Motivated by economic applications such as recommender systems, we study the
behavior of stochastic bandits algorithms under \emph{strategic behavior}
conducted by rational actors, i.e., the arms. Each arm is a
\emph{self-interested} strategic player who can modify its own reward whenever
pulled, subject to a cross-period budget constraint, in order to maximize its
own expected number of times of being pulled.

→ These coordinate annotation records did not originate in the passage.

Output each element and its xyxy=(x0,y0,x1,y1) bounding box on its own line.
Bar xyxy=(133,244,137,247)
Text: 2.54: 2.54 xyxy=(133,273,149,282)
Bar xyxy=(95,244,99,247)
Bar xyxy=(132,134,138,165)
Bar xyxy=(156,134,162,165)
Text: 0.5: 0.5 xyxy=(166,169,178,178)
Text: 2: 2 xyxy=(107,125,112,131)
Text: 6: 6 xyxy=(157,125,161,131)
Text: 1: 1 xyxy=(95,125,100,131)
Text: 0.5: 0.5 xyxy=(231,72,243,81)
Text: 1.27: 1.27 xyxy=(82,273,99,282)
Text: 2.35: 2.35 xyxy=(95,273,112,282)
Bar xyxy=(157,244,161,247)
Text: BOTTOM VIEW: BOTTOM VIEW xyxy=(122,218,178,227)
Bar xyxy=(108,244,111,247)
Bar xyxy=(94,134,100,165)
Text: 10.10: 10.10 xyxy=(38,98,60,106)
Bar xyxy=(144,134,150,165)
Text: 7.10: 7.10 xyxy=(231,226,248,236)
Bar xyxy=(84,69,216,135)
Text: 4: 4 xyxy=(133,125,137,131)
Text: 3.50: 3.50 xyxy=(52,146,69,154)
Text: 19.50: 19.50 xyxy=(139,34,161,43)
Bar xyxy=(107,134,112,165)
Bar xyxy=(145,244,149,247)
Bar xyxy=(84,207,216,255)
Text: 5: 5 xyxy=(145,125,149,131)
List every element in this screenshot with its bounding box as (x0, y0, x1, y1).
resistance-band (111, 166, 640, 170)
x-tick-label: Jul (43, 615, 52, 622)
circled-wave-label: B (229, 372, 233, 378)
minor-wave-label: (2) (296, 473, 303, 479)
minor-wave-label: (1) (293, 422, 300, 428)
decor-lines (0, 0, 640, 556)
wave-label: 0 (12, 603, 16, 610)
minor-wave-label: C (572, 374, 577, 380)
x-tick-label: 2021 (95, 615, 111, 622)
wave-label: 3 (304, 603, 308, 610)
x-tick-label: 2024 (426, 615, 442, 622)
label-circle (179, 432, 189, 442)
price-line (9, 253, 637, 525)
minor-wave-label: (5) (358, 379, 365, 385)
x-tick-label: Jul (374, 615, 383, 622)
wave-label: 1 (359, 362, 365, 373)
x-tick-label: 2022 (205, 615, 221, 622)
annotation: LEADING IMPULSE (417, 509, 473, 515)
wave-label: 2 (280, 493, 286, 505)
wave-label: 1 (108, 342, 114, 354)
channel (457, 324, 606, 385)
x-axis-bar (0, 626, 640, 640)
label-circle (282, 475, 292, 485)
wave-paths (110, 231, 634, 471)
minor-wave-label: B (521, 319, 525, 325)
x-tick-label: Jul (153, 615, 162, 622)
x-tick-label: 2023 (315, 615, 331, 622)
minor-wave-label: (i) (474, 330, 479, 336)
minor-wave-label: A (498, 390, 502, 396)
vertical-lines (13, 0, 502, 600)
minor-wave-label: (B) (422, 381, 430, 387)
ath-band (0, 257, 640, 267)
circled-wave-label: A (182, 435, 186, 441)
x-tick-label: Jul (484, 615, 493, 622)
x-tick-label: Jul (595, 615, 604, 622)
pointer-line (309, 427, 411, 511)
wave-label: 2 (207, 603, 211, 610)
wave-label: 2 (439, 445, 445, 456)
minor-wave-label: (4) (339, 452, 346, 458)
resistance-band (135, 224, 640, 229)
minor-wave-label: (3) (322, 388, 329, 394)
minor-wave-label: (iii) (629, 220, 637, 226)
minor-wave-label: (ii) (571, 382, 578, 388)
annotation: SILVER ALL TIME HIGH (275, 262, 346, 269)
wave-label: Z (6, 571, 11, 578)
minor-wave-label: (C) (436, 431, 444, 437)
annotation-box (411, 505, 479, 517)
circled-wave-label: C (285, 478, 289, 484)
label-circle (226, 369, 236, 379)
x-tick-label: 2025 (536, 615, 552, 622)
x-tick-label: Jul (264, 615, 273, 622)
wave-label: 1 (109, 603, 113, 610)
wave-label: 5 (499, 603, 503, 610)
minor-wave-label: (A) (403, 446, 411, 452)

We analyze the robustness of
three popular bandit algorithms: UCB, $\varepsilon$-Greedy, and Thompson
Sampling. We prove that all three algorithms achieve a regret upper bound
$\mathcal{O}(\max \{ B, K\ln T\})$ where $B$ is the total budget across arms,
$K$ is the total number of arms and $T$ is length of the time horizon. This
regret guarantee holds under \emph{arbitrary adaptive} manipulation strategy of
arms. Our second set of main results shows that this regret bound is
\emph{tight} -- in fact for UCB it is tight even when we restrict the arms'
manipulation strategies to form a \emph{Nash equilibrium}. The lower bound
makes use of a simple manipulation strategy, the same for all three algorithms,
yielding a bound of $\Omega(\max \{ B, K\ln T\})$. Our results illustrate the
robustness of classic bandits algorithms against strategic manipulations as
long as $B=o(T)$.

研究了在自利的情况下，三种常见的赌博算法 UCB, ε-Greedy 和 Thompson Sampling 对策略行为的适应性，为应用于经济学中的推荐系统提供了鲁棒的工具。